- Tuesday saw an interesting start as markets digested Monday’s USDA data and raw materials saw a sea of red as the higher than expected yield estimates encouraged long liquidation, particularly in soybeans whilst the stronger US$ and sharply weaker energies added further pressure. Even wheat participated following better than anticipated Australian output figures from ABARES overnight.
- China is reported to be more active in sourcing soybeans on the break and we would expect to see further activity on these lower prices.

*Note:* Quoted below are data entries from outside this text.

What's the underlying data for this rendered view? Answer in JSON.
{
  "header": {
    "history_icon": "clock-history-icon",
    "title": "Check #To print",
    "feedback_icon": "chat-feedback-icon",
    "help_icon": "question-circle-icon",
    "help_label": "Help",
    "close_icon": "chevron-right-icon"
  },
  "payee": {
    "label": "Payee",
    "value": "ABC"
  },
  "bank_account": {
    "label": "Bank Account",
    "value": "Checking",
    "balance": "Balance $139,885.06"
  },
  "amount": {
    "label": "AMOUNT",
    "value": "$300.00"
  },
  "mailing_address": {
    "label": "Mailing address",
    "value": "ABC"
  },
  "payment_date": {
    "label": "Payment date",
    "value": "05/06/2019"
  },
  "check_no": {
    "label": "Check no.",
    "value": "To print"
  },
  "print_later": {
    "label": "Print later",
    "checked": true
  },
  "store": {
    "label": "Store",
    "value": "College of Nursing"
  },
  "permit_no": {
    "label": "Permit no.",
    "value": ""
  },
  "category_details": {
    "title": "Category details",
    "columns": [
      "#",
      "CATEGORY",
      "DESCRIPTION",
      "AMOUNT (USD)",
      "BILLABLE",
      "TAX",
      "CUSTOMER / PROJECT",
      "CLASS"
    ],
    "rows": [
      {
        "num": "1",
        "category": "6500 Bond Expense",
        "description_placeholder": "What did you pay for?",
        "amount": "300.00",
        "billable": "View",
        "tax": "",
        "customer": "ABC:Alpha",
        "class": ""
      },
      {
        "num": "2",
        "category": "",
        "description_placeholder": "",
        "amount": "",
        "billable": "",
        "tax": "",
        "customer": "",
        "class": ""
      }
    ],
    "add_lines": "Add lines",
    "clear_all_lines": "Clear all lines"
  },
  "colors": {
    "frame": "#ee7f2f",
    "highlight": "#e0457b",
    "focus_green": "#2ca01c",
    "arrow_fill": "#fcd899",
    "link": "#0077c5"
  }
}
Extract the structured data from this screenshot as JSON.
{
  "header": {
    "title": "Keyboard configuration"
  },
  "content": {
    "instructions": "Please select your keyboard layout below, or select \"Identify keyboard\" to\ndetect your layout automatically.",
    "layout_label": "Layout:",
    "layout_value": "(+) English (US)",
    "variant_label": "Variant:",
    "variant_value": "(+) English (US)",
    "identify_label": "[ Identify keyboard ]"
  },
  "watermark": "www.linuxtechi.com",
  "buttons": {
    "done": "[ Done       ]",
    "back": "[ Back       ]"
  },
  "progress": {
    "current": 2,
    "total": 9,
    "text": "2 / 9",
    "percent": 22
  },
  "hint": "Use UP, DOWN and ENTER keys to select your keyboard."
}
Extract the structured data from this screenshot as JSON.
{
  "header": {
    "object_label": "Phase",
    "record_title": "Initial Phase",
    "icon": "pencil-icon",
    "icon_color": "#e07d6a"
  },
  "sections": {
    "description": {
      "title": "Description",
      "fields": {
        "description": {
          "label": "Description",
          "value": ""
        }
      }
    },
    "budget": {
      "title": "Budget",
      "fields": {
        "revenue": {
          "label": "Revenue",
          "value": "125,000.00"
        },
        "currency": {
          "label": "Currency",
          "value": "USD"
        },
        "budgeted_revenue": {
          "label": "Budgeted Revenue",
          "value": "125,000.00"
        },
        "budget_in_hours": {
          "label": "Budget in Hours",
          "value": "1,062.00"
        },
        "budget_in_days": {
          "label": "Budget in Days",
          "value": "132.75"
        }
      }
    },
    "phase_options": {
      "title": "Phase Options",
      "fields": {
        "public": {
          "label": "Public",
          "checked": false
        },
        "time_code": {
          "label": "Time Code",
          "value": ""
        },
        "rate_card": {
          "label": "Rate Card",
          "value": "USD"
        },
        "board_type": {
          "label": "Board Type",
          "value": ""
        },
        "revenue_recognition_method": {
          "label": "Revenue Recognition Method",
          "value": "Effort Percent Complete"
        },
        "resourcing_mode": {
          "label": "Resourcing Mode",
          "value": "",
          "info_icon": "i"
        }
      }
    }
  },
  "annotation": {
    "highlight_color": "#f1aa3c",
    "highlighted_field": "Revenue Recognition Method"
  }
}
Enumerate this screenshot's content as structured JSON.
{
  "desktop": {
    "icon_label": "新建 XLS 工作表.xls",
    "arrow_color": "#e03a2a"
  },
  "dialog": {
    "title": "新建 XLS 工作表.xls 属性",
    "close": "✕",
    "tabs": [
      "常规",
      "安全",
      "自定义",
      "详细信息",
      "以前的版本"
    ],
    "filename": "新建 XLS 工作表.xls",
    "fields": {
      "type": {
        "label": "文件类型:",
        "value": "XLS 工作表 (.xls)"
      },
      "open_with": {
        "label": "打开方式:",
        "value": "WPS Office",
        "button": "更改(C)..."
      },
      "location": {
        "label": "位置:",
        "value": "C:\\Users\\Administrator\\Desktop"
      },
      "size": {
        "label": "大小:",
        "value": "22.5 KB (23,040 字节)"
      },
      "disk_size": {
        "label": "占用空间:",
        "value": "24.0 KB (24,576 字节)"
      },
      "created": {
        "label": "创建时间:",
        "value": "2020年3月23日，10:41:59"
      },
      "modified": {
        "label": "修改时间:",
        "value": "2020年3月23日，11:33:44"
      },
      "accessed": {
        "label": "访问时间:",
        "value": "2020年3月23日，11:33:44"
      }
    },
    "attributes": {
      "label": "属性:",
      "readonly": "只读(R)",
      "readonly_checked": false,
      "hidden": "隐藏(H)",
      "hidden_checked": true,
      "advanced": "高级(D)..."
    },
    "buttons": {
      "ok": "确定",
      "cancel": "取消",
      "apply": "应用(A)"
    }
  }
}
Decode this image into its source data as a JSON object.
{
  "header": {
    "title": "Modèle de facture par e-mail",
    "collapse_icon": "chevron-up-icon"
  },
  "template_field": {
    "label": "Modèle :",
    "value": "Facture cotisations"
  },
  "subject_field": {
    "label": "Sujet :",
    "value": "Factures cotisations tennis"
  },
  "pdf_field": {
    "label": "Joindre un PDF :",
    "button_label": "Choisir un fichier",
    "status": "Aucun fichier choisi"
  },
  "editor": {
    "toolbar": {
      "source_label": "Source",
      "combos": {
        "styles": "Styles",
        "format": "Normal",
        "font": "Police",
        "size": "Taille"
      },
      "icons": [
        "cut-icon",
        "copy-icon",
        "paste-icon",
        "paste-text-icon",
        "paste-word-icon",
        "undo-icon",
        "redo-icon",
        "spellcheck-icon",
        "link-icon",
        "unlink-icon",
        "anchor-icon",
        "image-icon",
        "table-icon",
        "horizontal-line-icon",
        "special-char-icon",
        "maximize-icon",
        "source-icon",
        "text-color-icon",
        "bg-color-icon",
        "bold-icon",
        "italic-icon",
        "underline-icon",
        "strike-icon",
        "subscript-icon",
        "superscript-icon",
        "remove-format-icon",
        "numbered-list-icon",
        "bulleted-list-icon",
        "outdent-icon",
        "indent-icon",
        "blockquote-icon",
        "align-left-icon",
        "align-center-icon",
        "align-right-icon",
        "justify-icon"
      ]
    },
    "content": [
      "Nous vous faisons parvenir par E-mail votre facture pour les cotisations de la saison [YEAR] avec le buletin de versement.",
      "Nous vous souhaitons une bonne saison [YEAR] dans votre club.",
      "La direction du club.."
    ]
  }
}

Energy pricing is expected to remain weak into 2017 according to the US’s EIA due to a large global supply glut.US crude stocks remain high despite a decline in August yet gasoline stocks are 6% up year on year and ethanol is up just over 10%. The next report is expected to show further stock build underlining the position still further.
- Many are pointing to potential enlargement of corn and soybean acres via Monday’s FSA (Farm Service Agency) loan programme enrolment update. We can assume a normal amount of acres will be added (600-800,000) in October and November and we would anticipate 100-400,000 in the upcoming release. However, more important to overall yield will be a function of pod counts/ear weight rather than acres in our view.
- Tuesday saw soybeans weaker with liquidation featuring throughout, new crop export programmes are off to a very strong start and look to accelerate in coming weeks, potentially cushioning cash basis declines into harvest. Corn was plagued by the stronger US$ and falling energies, which if our comment above holds true, looks likely to keep prices capped. Wheat fell in sympathy with corn despite firm global cash prices despite the fact that there is no shortage of wheat in the world and ABARES latest figures (a touch over 28 million mt vs. USDA’s 27.5 million) attest to that very point. Weaker European currencies may account for the firming cash basis and seasonal global price trends rarely show weakness beyond mid-September.
- It remains that if prices are to see a strong recovery demand has to be found otherwise the more than ample supply position will continue to dominate although we struggle to see major bearish price action at current levels.